I‘ve been working through a very slow bit of spring cleaning recently (yes, I’m aware that it’s now August). This has never come easily to me – it’s not so much that I want to keep a bunch of things, exactly, but the process of deciding which things to keep is frustratingly difficult. After getting through a couple of bookshelves and approximately seven percent of my closet, I decided to tackle my altar, which I’m embarrassed to admit had collected dust and random things in equal measure.
This process led, naturally, to that age-old question: “Where did all of these freaking bits come from?” Beads, bits of string, various trinkets from rituals past, a twig that I’m absolutely certain meant something from a meaningful walk in the woods some long time ago…there was a lot of stuff there, and most of it inspired more of a confused shrug than a thoughtful nod.
Now, none of these items qualified as clutter when I acquired them. If they hadn’t been part of a meaningful experience at the time, they wouldn’t be there, um…cluttering up my altar now. It does make me think, though. When does the awareness that something used to be meaningful stop being enough of a reason to keep it around? It sure feels like that question comes up more often these days than it used to. It could be that I’m a wiser and more thoughtful person than I used to be, or (much more likely!) it could just be that as I get older, I find that more things – relationships, hobbies, ritual detritus – slips over that edge into “Well, clearly this used to matter to me a lot, but I really couldn’t say why, exactly.”

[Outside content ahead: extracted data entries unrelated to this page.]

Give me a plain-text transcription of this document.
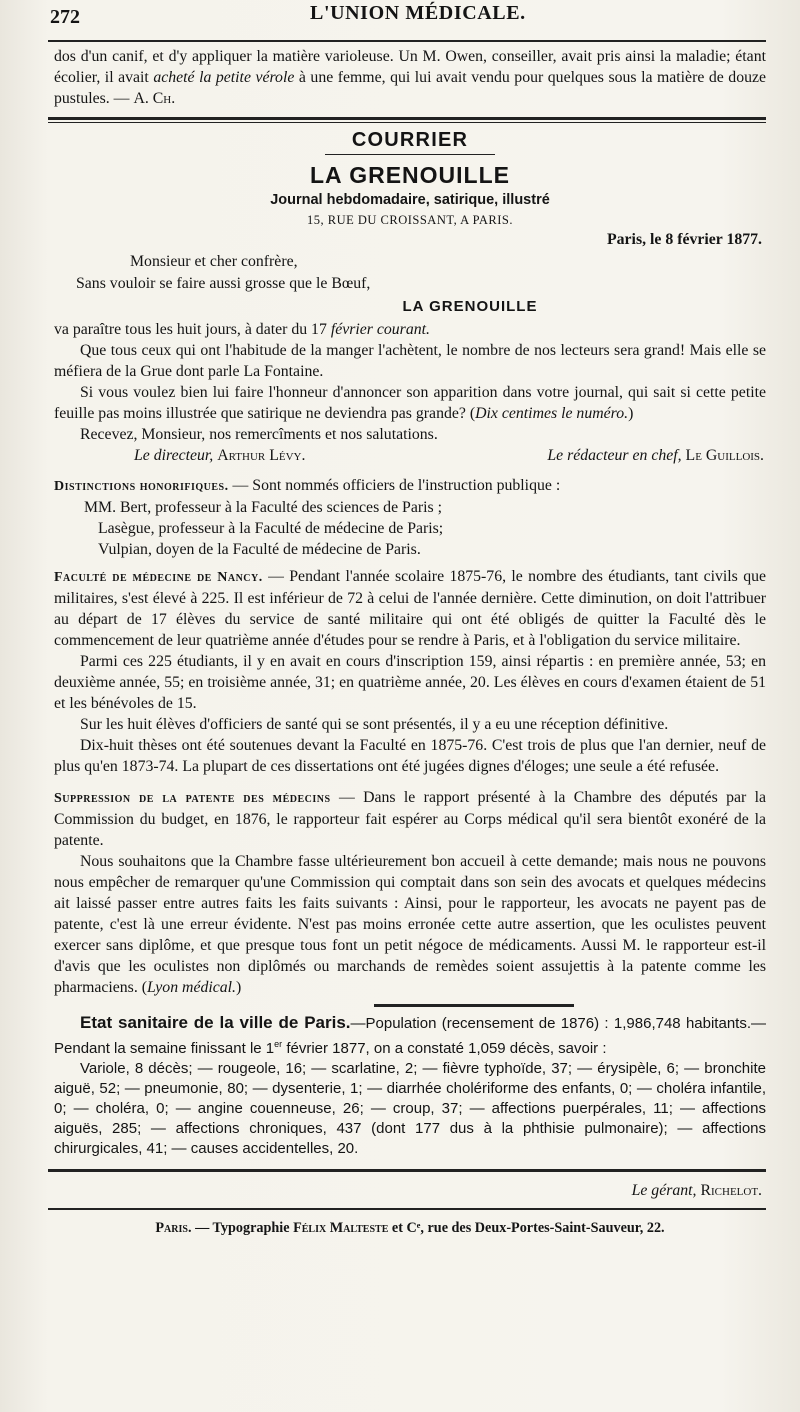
272	L'UNION MÉDICALE.

dos d'un canif, et d'y appliquer la matière varioleuse. Un M. Owen, conseiller, avait pris ainsi la maladie; étant écolier, il avait acheté la petite vérole à une femme, qui lui avait vendu pour quelques sous la matière de douze pustules. — A. Ch.

COURRIER
LA GRENOUILLE
Journal hebdomadaire, satirique, illustré
15, RUE DU CROISSANT, A PARIS.
Paris, le 8 février 1877.
Monsieur et cher confrère,
Sans vouloir se faire aussi grosse que le Bœuf,
LA GRENOUILLE

va paraître tous les huit jours, à dater du 17 février courant.

Que tous ceux qui ont l'habitude de la manger l'achètent, le nombre de nos lecteurs sera grand! Mais elle se méfiera de la Grue dont parle La Fontaine.

Si vous voulez bien lui faire l'honneur d'annoncer son apparition dans votre journal, qui sait si cette petite feuille pas moins illustrée que satirique ne deviendra pas grande? (Dix centimes le numéro.)

Recevez, Monsieur, nos remercîments et nos salutations.

Le directeur, Arthur Lévy.	Le rédacteur en chef, Le Guillois.

Distinctions honorifiques. — Sont nommés officiers de l'instruction publique :

MM. Bert, professeur à la Faculté des sciences de Paris ;
Lasègue, professeur à la Faculté de médecine de Paris;
Vulpian, doyen de la Faculté de médecine de Paris.

Faculté de médecine de Nancy. — Pendant l'année scolaire 1875-76, le nombre des étudiants, tant civils que militaires, s'est élevé à 225. Il est inférieur de 72 à celui de l'année dernière. Cette diminution, on doit l'attribuer au départ de 17 élèves du service de santé militaire qui ont été obligés de quitter la Faculté dès le commencement de leur quatrième année d'études pour se rendre à Paris, et à l'obligation du service militaire.

Parmi ces 225 étudiants, il y en avait en cours d'inscription 159, ainsi répartis : en première année, 53; en deuxième année, 55; en troisième année, 31; en quatrième année, 20. Les élèves en cours d'examen étaient de 51 et les bénévoles de 15.

Sur les huit élèves d'officiers de santé qui se sont présentés, il y a eu une réception définitive.

Dix-huit thèses ont été soutenues devant la Faculté en 1875-76. C'est trois de plus que l'an dernier, neuf de plus qu'en 1873-74. La plupart de ces dissertations ont été jugées dignes d'éloges; une seule a été refusée.

Suppression de la patente des médecins — Dans le rapport présenté à la Chambre des députés par la Commission du budget, en 1876, le rapporteur fait espérer au Corps médical qu'il sera bientôt exonéré de la patente.

Nous souhaitons que la Chambre fasse ultérieurement bon accueil à cette demande; mais nous ne pouvons nous empêcher de remarquer qu'une Commission qui comptait dans son sein des avocats et quelques médecins ait laissé passer entre autres faits les faits suivants : Ainsi, pour le rapporteur, les avocats ne payent pas de patente, c'est là une erreur évidente. N'est pas moins erronée cette autre assertion, que les oculistes peuvent exercer sans diplôme, et que presque tous font un petit négoce de médicaments. Aussi M. le rapporteur est-il d'avis que les oculistes non diplômés ou marchands de remèdes soient assujettis à la patente comme les pharmaciens. (Lyon médical.)

Etat sanitaire de la ville de Paris.—Population (recensement de 1876) : 1,986,748 habitants.—Pendant la semaine finissant le 1er février 1877, on a constaté 1,059 décès, savoir :

Variole, 8 décès; — rougeole, 16; — scarlatine, 2; — fièvre typhoïde, 37; — érysipèle, 6; — bronchite aiguë, 52; — pneumonie, 80; — dysenterie, 1; — diarrhée cholériforme des enfants, 0; — choléra infantile, 0; — choléra, 0; — angine couenneuse, 26; — croup, 37; — affections puerpérales, 11; — affections aiguës, 285; — affections chroniques, 437 (dont 177 dus à la phthisie pulmonaire); — affections chirurgicales, 41; — causes accidentelles, 20.

Le gérant, Richelot.
Paris. — Typographie Félix Malteste et Cᵉ, rue des Deux-Portes-Saint-Sauveur, 22.
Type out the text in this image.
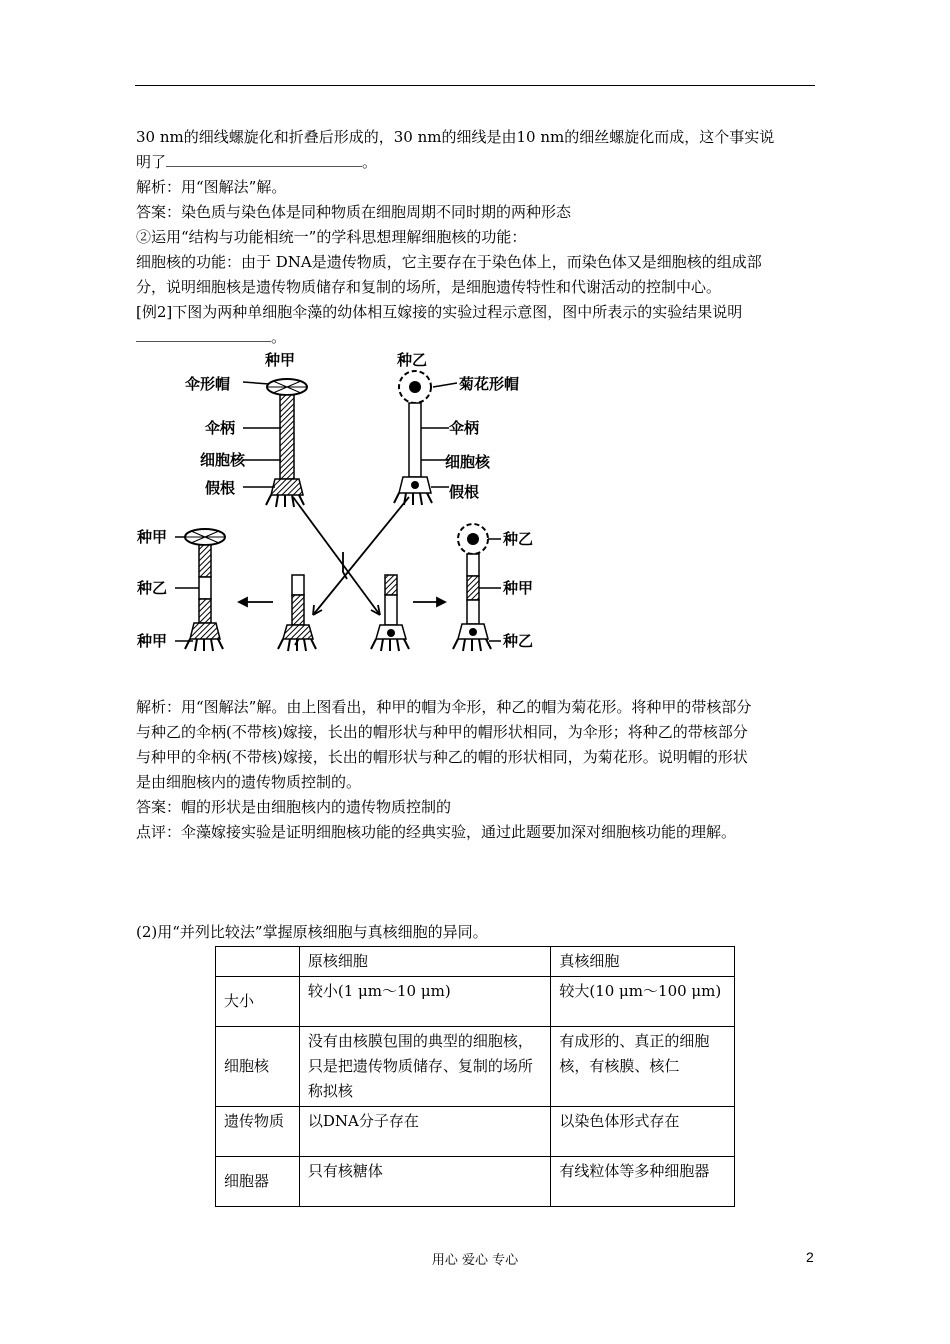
30 nm的细线螺旋化和折叠后形成的，30 nm的细线是由10 nm的细丝螺旋化而成，这个事实说

明了	。

解析：用“图解法”解。

答案：染色质与染色体是同种物质在细胞周期不同时期的两种形态

②运用“结构与功能相统一”的学科思想理解细胞核的功能：

细胞核的功能：由于 DNA是遗传物质，它主要存在于染色体上，而染色体又是细胞核的组成部

分，说明细胞核是遗传物质储存和复制的场所，是细胞遗传特性和代谢活动的控制中心。

[例2]下图为两种单细胞伞藻的幼体相互嫁接的实验过程示意图，图中所表示的实验结果说明

。

种甲
伞形帽
伞柄
细胞核
假根
种乙
菊花形帽
伞柄
细胞核
假根
种甲
种乙
种甲
种乙
种甲
种乙

解析：用“图解法”解。由上图看出，种甲的帽为伞形，种乙的帽为菊花形。将种甲的带核部分

与种乙的伞柄(不带核)嫁接，长出的帽形状与种甲的帽形状相同，为伞形；将种乙的带核部分

与种甲的伞柄(不带核)嫁接，长出的帽形状与种乙的帽的形状相同，为菊花形。说明帽的形状

是由细胞核内的遗传物质控制的。

答案：帽的形状是由细胞核内的遗传物质控制的

点评：伞藻嫁接实验是证明细胞核功能的经典实验，通过此题要加深对细胞核功能的理解。

(2)用“并列比较法”掌握原核细胞与真核细胞的异同。

	原核细胞	真核细胞
大小	较小(1 μm～10 μm)	较大(10 μm～100 μm)
细胞核	没有由核膜包围的典型的细胞核，只是把遗传物质储存、复制的场所称拟核	有成形的、真正的细胞核，有核膜、核仁
遗传物质	以DNA分子存在	以染色体形式存在
细胞器	只有核糖体	有线粒体等多种细胞器
用心 爱心 专心	2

I don’t have a good answer to the question – if I did, I wouldn’t be in the middle (okay, the beginning) stages of spring cleaning in August, would I? In this specific case, though, I found something of a solution. I picked out one bead to be a stand-in for all the other objects whose origin I couldn’t remember, and have let the others go after a grateful acknowledgement of whatever they meant to the past Jason who found them so important at one time.
This actually turned out to be a surprisingly easy process, likely because I’m at least sort of inclined to keep that altar space sacred, and I’m sort of inclined to be mindful and thoughtful about what things I keep there (not inclined enough to dust regularly, granted). I’m wondering, now, what I can do to bring even that fairly minimal sense of mindfulness to the rest of my life, or even to my closet.
That sounds like a good question to try and answer during the summer months, I think, which means that I can pencil in some time to address it sometime in November.